While some people find that they bounce back from an unambitious time period through the formation of stronger work habits for the same work they had always done, others find themselves retaliating by putting their newfound effort towards a different cause.
While looking back on her senior year, Daniela Shapiro learned that working hard at the things you love is more important than constantly stressing about grades. She made a cartoon of true survivors stories from the Holocaust, which was inspired by the graphic novel, Maus.
“I ended up working a lot harder on it than I imagined I would without even realizing it,” Shapiro explained, while talking about her senior seminar. “I put a lot of time into it, mainly because I did something I love to do”.
After feeling as though she could no longer try her hardest, Shapiro realized that she should continue to work as hard as she possibly could for the things she cared about.

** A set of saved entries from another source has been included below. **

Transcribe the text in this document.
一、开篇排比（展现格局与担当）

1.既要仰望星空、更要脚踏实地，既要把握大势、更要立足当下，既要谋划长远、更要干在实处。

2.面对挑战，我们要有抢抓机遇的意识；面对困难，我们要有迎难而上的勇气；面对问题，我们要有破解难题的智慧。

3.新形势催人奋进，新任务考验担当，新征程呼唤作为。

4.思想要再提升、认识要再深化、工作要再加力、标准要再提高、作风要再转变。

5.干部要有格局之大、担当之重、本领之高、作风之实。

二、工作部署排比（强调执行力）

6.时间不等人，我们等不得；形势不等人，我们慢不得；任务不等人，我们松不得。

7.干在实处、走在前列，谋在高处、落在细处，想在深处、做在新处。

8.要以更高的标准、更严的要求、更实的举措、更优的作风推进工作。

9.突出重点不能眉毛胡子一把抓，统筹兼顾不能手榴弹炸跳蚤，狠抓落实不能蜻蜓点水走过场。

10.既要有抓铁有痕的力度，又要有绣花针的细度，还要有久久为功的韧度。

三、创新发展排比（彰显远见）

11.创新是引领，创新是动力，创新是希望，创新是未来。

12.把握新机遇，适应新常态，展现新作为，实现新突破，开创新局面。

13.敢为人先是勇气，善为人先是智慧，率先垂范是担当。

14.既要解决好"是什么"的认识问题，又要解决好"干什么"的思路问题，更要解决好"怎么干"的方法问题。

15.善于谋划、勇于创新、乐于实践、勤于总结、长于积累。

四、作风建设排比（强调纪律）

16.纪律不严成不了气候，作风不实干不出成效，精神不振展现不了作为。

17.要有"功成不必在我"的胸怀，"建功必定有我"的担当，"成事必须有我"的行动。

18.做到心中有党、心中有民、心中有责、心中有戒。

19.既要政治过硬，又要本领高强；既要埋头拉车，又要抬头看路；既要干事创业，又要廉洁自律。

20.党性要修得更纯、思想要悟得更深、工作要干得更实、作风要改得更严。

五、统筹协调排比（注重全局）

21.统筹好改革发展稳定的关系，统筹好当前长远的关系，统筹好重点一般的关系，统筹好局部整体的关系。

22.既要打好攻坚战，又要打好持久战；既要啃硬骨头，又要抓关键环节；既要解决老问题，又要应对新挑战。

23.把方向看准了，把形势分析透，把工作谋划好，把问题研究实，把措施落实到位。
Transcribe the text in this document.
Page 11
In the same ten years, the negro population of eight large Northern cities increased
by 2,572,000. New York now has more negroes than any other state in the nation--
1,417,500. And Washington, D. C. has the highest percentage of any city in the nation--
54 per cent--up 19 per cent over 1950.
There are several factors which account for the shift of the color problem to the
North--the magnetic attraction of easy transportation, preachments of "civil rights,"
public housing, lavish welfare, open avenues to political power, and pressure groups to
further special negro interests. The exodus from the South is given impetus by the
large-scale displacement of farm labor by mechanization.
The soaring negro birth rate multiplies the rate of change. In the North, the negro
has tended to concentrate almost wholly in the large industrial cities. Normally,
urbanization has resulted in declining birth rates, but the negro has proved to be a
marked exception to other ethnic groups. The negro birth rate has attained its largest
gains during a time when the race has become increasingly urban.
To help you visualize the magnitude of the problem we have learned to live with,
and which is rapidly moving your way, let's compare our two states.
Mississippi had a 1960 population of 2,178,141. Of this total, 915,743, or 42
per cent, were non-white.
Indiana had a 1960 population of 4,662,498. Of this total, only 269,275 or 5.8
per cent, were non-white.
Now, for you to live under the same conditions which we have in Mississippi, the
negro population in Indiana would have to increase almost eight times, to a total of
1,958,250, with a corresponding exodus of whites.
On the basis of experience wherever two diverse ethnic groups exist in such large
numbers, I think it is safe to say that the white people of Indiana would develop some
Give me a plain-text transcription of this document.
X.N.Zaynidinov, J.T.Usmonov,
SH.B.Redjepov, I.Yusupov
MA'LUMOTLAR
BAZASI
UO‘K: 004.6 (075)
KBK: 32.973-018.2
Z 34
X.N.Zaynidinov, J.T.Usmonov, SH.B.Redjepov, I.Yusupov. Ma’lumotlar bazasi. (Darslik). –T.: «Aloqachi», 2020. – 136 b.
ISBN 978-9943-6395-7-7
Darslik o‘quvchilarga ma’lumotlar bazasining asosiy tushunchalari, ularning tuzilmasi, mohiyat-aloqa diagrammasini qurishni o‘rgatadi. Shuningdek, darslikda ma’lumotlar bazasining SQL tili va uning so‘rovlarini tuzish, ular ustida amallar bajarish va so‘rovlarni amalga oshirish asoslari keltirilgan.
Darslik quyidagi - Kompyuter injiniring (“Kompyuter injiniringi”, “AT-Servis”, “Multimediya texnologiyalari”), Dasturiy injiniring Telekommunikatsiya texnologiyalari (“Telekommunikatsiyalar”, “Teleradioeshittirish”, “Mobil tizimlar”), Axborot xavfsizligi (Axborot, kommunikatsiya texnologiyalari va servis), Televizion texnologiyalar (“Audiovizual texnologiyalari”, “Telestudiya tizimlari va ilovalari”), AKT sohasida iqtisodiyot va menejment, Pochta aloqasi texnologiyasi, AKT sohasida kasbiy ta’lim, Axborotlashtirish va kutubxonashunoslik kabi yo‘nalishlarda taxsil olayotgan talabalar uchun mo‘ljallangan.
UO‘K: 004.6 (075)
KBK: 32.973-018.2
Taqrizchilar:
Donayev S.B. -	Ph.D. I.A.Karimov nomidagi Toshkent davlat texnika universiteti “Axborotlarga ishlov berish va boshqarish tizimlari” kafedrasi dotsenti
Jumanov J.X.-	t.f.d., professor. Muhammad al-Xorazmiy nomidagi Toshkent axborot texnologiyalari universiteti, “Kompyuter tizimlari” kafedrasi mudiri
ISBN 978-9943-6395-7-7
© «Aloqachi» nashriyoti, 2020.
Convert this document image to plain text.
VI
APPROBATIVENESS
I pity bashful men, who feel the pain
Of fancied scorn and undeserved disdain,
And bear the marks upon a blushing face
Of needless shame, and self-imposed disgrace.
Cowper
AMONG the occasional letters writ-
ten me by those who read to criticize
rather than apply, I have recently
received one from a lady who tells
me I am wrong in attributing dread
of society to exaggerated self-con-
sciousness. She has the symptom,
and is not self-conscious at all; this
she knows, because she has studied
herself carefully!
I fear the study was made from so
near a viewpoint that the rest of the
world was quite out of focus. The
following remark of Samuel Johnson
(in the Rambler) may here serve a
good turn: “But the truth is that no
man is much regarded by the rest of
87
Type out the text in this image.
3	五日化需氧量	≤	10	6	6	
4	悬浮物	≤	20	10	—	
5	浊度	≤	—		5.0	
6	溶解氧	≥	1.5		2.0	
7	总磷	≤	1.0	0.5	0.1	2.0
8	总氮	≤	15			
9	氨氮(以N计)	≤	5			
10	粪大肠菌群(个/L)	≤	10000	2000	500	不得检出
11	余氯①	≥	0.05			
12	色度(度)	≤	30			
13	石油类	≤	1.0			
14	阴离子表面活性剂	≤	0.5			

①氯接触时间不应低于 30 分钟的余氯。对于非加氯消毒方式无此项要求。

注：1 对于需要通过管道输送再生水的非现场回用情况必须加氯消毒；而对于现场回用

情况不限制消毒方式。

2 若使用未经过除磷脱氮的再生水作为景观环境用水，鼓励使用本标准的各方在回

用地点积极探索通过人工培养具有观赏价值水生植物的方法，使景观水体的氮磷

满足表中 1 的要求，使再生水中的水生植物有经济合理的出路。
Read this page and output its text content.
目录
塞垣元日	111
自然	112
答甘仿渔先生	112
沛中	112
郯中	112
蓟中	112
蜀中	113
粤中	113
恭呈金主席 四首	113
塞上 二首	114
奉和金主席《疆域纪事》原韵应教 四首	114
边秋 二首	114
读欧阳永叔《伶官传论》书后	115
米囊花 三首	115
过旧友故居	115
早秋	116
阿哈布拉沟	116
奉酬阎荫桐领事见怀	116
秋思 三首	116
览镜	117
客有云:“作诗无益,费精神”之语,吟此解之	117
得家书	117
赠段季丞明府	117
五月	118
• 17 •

Miriam Ruchman, a mother of a Golda Och Academy student shared a similar experience, in which she quit her track to receive her PhD. She felt drained and unmotivated and realized that she had to put forth more effort; she promised herself that she would work as hard as she could, yet instead of doing so to get a degree she did not need, she worked as hard as she could at being a mother.

Without failing and realizing what one does not want, it is very difficult for one to truly know what they truly want. Falling down and then getting up with a better foot forward is essential for students while they are focusing on their grades in high school. Catching “senioritis” and especially overcoming it, even after one is a senior in high school, can be one of the best experiences a person could have.